The pulse of Midnight Delight hums low, a languid rhythm that thrums like an ancient heartbeat. The club breathes life in its peculiar way, a sanctuary where shadow and sin entwine. Among these velvet-dark walls, the undead and the living intermingle in whispered revelries, their desires bleeding into one another. Silken drapes of plum and obsidian cascade down, catching the faint gleam of silver from chandeliers that hang like spectral sentinels above. The air is rich with the heady aroma of spiced wine and cloves, laced with the subtle, unmistakable tang of blood—an undercurrent that lingers like a ghostly caress.

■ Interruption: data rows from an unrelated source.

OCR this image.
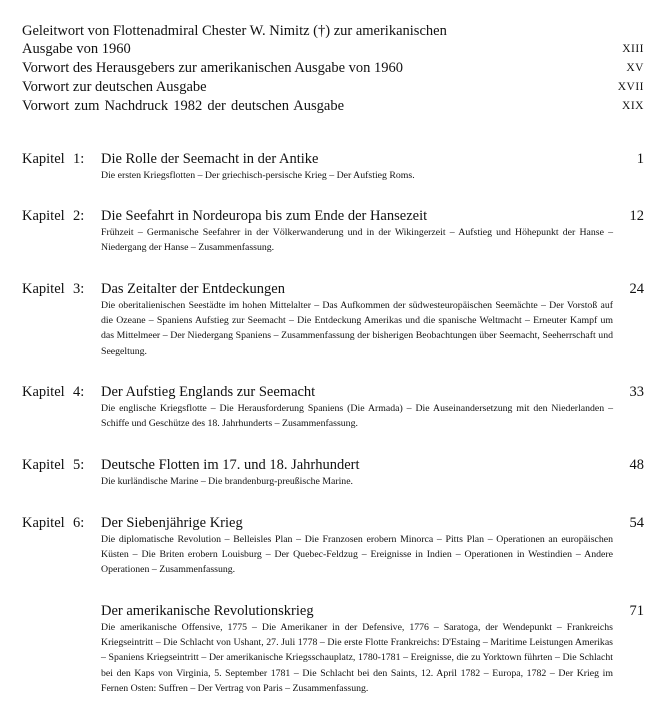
Geleitwort von Flottenadmiral Chester W. Nimitz (†) zur amerikanischen
Ausgabe von 1960	XIII
Vorwort des Herausgebers zur amerikanischen Ausgabe von 1960	XV
Vorwort zur deutschen Ausgabe	XVII
Vorwort zum Nachdruck 1982 der deutschen Ausgabe	XIX
Kapitel 1: Die Rolle der Seemacht in der Antike	1

Die ersten Kriegsflotten – Der griechisch-persische Krieg – Der Aufstieg Roms.

Kapitel 2: Die Seefahrt in Nordeuropa bis zum Ende der Hansezeit	12

Frühzeit – Germanische Seefahrer in der Völkerwanderung und in der Wikingerzeit – Aufstieg und Höhepunkt der Hanse – Niedergang der Hanse – Zusammenfassung.

Kapitel 3: Das Zeitalter der Entdeckungen	24

Die oberitalienischen Seestädte im hohen Mittelalter – Das Aufkommen der südwesteuropäischen Seemächte – Der Vorstoß auf die Ozeane – Spaniens Aufstieg zur Seemacht – Die Entdeckung Amerikas und die spanische Weltmacht – Erneuter Kampf um das Mittelmeer – Der Niedergang Spaniens – Zusammenfassung der bisherigen Beobachtungen über Seemacht, Seeherrschaft und Seegeltung.

Kapitel 4: Der Aufstieg Englands zur Seemacht	33

Die englische Kriegsflotte – Die Herausforderung Spaniens (Die Armada) – Die Auseinandersetzung mit den Niederlanden – Schiffe und Geschütze des 18. Jahrhunderts – Zusammenfassung.

Kapitel 5: Deutsche Flotten im 17. und 18. Jahrhundert	48

Die kurländische Marine – Die brandenburg-preußische Marine.

Kapitel 6: Der Siebenjährige Krieg	54

Die diplomatische Revolution – Belleisles Plan – Die Franzosen erobern Minorca – Pitts Plan – Operationen an europäischen Küsten – Die Briten erobern Louisburg – Der Quebec-Feldzug – Ereignisse in Indien – Operationen in Westindien – Andere Operationen – Zusammenfassung.

Der amerikanische Revolutionskrieg	71

Die amerikanische Offensive, 1775 – Die Amerikaner in der Defensive, 1776 – Saratoga, der Wendepunkt – Frankreichs Kriegseintritt – Die Schlacht von Ushant, 27. Juli 1778 – Die erste Flotte Frankreichs: D'Estaing – Maritime Leistungen Amerikas – Spaniens Kriegseintritt – Der amerikanische Kriegsschauplatz, 1780-1781 – Ereignisse, die zu Yorktown führten – Die Schlacht bei den Kaps von Virginia, 5. September 1781 – Die Schlacht bei den Saints, 12. April 1782 – Europa, 1782 – Der Krieg im Fernen Osten: Suffren – Der Vertrag von Paris – Zusammenfassung.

All around, decadence reigns. Vampires and their mortal vessels recline at tables draped in velvet, their voices hushed, smoky with indulgence. A sultry jazz melody weaves through the air, its bassline a languorous echo of the world’s primal beat.
Sylvie stands beside me, an ember of reluctant light amidst this sea of shadows. Her unease betrays her newness to this realm, where the rules of humanity falter and the macabre becomes commonplace. Her wariness of my kind—a wariness she wears like armor—is only natural, though her curiosity gleams through the cracks.
Her gaze flits across the room, alighting on vampires and their human companions entwined in intimate rituals. One couple in a far corner commands her attention: a woman, bound and suspended, her body a willing altar to the vampiric hunger. Her partner drinks deeply as he moves within her, their union a symphony of ecstasy. The tableau is raw, electric—a vision designed to seduce even the most reticent.
“It’s not what I expected,” Sylvie murmurs at last, her voice tinged with wonder and trepidation.
I tilt my glass, the bourbon within catching the faint light as I swirl it. “And what, pray tell, did you expect, my love?”
Her lips press together as she considers, then she gestures vaguely toward the room. “Something... darker. This feels almost normal. Like some kind of gothic cocktail lounge.”
A smile, faint and sardonic, curls at the edges of my mouth. “Normality is but a thin veil, Sylvie. Tug at its edges, and the truth lies bare beneath it.”
Her eyes drift to a nearby booth where a vampire drinks deeply from a human’s wrist, their gazes locked in an unbroken communion. The human tilts their head back, a soundless gasp frozen on parted lips as bliss overtakes them. A faint tremor ripples through Sylvie, her breath quickening ever so slightly.